Detecting outliers in a multiple time-series I have some broker prices incoming in real-time for several products. Sometimes a broker makes a typo and sends a wrong price, or my parsing engine assigns the price to the wrong product - these are the two ways an outlier can occur.
I wish to remove the outliers, in real-time as they come in. I cannot just look at each time-series of each product individually since they are non-stationary and exhibit jumps as the market changes. My idea was to compare the incoming price not only with the past prices of the product it got assigned to, but also other products in order to see whether:

*

*Whether the price 'fits' well into the assigned product

*Whether the price fits better into another product with a similar name (probably a parsing error)

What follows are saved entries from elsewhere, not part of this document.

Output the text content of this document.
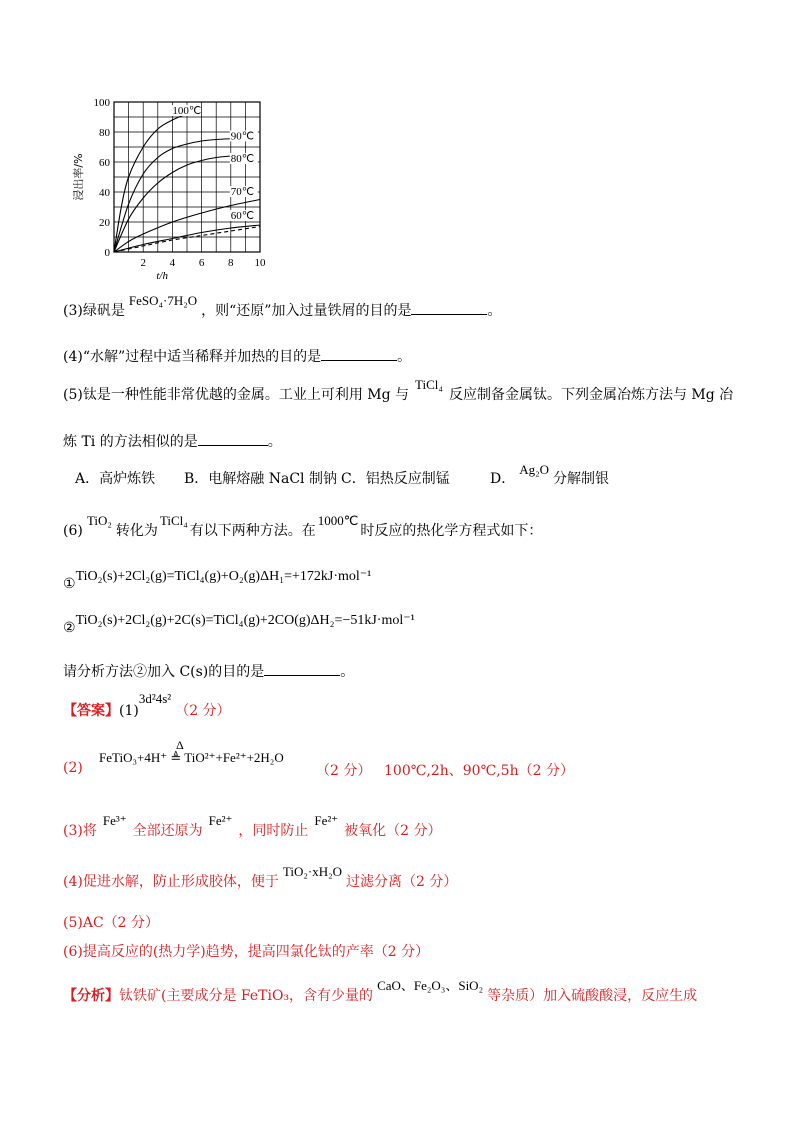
100℃
90℃
80℃
70℃
60℃
20
40
60
80
100
2 4 6 8 10
0
t/h
浸出率/%
(3)绿矾是FeSO₄·7H₂O，则“还原”加入过量铁屑的目的是	。
(4)“水解”过程中适当稀释并加热的目的是	。
(5)钛是一种性能非常优越的金属。工业上可利用 Mg 与TiCl₄反应制备金属钛。下列金属冶炼方法与 Mg 冶
炼 Ti 的方法相似的是	。
A．高炉炼铁 B．电解熔融 NaCl 制钠 C．铝热反应制锰	D．Ag₂O分解制银
(6)TiO₂转化为TiCl₄有以下两种方法。在1000℃时反应的热化学方程式如下：
①TiO₂(s)+2Cl₂(g)=TiCl₄(g)+O₂(g)ΔH₁=+172kJ·mol⁻¹
②TiO₂(s)+2Cl₂(g)+2C(s)=TiCl₄(g)+2CO(g)ΔH₂=−51kJ·mol⁻¹
请分析方法②加入 C(s)的目的是	。
【答案】(1)3d²4s²（2 分）
(2)
Δ
FeTiO₃+4H⁺ ≜ TiO²⁺+Fe²⁺+2H₂O
（2 分） 100℃,2h、90℃,5h（2 分）
(3)将Fe³⁺全部还原为Fe²⁺，同时防止Fe²⁺被氧化（2 分）
(4)促进水解，防止形成胶体，便于TiO₂·xH₂O过滤分离（2 分）
(5)AC（2 分）
(6)提高反应的(热力学)趋势，提高四氯化钛的产率（2 分）
【分析】钛铁矿(主要成分是 FeTiO₃，含有少量的CaO、Fe₂O₃、SiO₂等杂质）加入硫酸酸浸，反应生成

*If the new price was assigned to a product but it is quite different in value than recent prices - check with other related products if they all also jumped, then the new price is probably fine as the whole market jumped.

I have these ideas but cannot put them together in terms of what outlier techniques to use. I prefer simpler methods rather than cutting-edge unsupervised ML algos since it is important there is explainability.
Advice is appreciated.
 A: I am not sure what the notion of "jumps" refers to and how irregular they can be. For what follows, I simply presume that each of your $m$ price time series $x_t^{(i)}, i=1,\ldots, m$ is sufficiently well behaved such that time series predictions are possible.
So my suggestion is to learn a time series model for each of your prices (e.g. ARIMA) and to obtain a prediction distribution $p_t^{(i)}(x)$ for each of them. Thus, you get a time-varying family of $m$ prediction distributions.
Next, for each price $x^{(i)}(t)$, you check the ratio $\chi_t(i)$ between the largest value $p_t^{(k)}(x_t^{(i)})$ for $k=1,\ldots,m$ and the value $p_t^{(i)}(x_t^{(i)})$:
$$
\begin{align}
k^\ast_t(i) &:= argmax_k\{p_t^{(k)}(x_t^{(i)})\}\\
\chi_t(i) &:= \frac{p_t^{(k^\ast_t(i))}(x_t^{(i)})}{p_t^{(i)}(x_t^{(i)})}.
\end{align}
$$
The ratio $\chi_t(i)$ is then your outlier score. If $k_t^\ast(i) = i$, then $\chi_t(i) = 1$, otherwise it is larger than $1$. You now have to choose a threshold for this score above which an outlier alarm should be triggered.